As Scott Millington notes, "His videos, weavings and assembled sculptures are often described as stories or portraits, but give few details about their subjects. They are essentially abstract, and evoke personal identities and states of being by means of sensation. In Marti's Story of I am series, tightly woven surfaces of cord and rope present the barest frame of narrative reference. Unable to project forward or read into them, we engage with the textures of the materials and the variations of the weave. Drawing on a minimalist method of reduction, Marti eschews easy visual cues to tease out a specific sensory response from us. He likens these woven surfaces to 'skins', as if he intends that we experience them as we do bodies - as active, tactile sites of repulsion and desire. Marti suggests that our story is not an objective one, but a dense history of invisibly interwoven sensation inscribed on the body."
(Catalogue essay, 2016)
Even though each work strives for the liberating feeling of objectivity, they are inevitably taut with the desires and body of the artist. As these quasi-sculptural forms double and invert on themselves, individual traces of the artist are both bound within the work and unravelled in the process of viewing. Ultimately, Marti's works elude a concrete reading, favouring the infinite psychologies of colour, surface and texture.
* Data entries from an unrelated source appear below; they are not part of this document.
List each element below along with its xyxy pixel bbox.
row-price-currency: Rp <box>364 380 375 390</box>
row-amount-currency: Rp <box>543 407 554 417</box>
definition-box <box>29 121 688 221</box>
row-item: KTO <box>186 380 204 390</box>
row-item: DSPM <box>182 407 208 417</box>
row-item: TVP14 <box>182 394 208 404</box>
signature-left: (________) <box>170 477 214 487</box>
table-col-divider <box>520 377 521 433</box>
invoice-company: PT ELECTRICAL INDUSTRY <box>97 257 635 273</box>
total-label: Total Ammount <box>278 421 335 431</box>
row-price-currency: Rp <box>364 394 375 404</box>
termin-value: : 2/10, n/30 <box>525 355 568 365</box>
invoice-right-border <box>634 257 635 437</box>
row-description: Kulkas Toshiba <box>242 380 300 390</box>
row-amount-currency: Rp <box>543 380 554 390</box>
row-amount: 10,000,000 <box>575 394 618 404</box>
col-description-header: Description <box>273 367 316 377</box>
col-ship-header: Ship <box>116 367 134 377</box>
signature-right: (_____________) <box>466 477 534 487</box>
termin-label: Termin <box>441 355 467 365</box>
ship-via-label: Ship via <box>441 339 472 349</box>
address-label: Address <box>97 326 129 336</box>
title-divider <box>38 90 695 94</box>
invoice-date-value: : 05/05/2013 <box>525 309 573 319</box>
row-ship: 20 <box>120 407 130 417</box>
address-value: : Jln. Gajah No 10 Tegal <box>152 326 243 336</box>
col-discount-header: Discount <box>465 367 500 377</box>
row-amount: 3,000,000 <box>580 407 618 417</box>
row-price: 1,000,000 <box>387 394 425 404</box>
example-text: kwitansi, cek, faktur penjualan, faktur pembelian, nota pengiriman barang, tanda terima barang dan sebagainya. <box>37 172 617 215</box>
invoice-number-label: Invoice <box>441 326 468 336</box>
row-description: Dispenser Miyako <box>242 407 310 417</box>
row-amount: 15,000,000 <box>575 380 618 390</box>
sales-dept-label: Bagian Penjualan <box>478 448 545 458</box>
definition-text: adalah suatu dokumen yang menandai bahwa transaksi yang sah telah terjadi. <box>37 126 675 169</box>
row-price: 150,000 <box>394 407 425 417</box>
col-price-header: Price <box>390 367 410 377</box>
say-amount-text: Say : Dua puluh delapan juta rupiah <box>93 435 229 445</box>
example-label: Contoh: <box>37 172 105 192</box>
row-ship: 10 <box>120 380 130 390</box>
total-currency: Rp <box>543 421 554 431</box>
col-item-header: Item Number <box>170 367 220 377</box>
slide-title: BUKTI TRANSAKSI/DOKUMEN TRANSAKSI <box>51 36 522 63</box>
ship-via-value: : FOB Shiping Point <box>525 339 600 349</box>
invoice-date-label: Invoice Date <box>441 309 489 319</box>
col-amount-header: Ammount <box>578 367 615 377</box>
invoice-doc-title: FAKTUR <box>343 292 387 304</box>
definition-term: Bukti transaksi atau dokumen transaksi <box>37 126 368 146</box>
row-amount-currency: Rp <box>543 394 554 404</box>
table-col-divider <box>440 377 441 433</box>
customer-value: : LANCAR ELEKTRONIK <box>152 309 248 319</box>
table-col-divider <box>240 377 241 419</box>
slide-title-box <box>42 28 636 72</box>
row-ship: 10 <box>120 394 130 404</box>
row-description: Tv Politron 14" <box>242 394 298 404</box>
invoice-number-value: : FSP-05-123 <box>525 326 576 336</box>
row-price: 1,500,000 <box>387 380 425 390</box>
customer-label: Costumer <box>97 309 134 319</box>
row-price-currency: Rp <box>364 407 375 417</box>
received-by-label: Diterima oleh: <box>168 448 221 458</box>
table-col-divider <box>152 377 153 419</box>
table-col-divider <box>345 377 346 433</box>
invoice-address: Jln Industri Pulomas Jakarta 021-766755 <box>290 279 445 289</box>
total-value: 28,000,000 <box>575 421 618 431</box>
In striking contrast to his woven works that seek to explore within the skin, trapping psychological moments with sensual tautness, detached and elusive, Dani Marti's video works often have a claustrophobic closeness to his subjects. Yet they still set out to explore portraiture and sexuality within a contemporary context. Included in this exhibition is Thin Air (2015), originally commissioned for the exhibition Exhibit A, curated by Carrie Miller, that explored ethics involved in the creative process and criminology. Thin Air, with its auto-erotic asphyxiation undertones, is uncomfortable, mesmerising, viewing.
Marti splits his time between Barcelona and Sydney, working across sculpture, installation, public art and video. He has exhibited extensively both in Australia and overseas, including in The public body .02 at Artspace, Sydney (2017), Black Sun, Fremantle Arts Centre, for the 2016 Perth International Arts Festival; Immerse at Sandneskulturhus, Norway (2016), Video Stage, Art Stage Singapore (2015), and Obey! at Centro Cultural Matucana.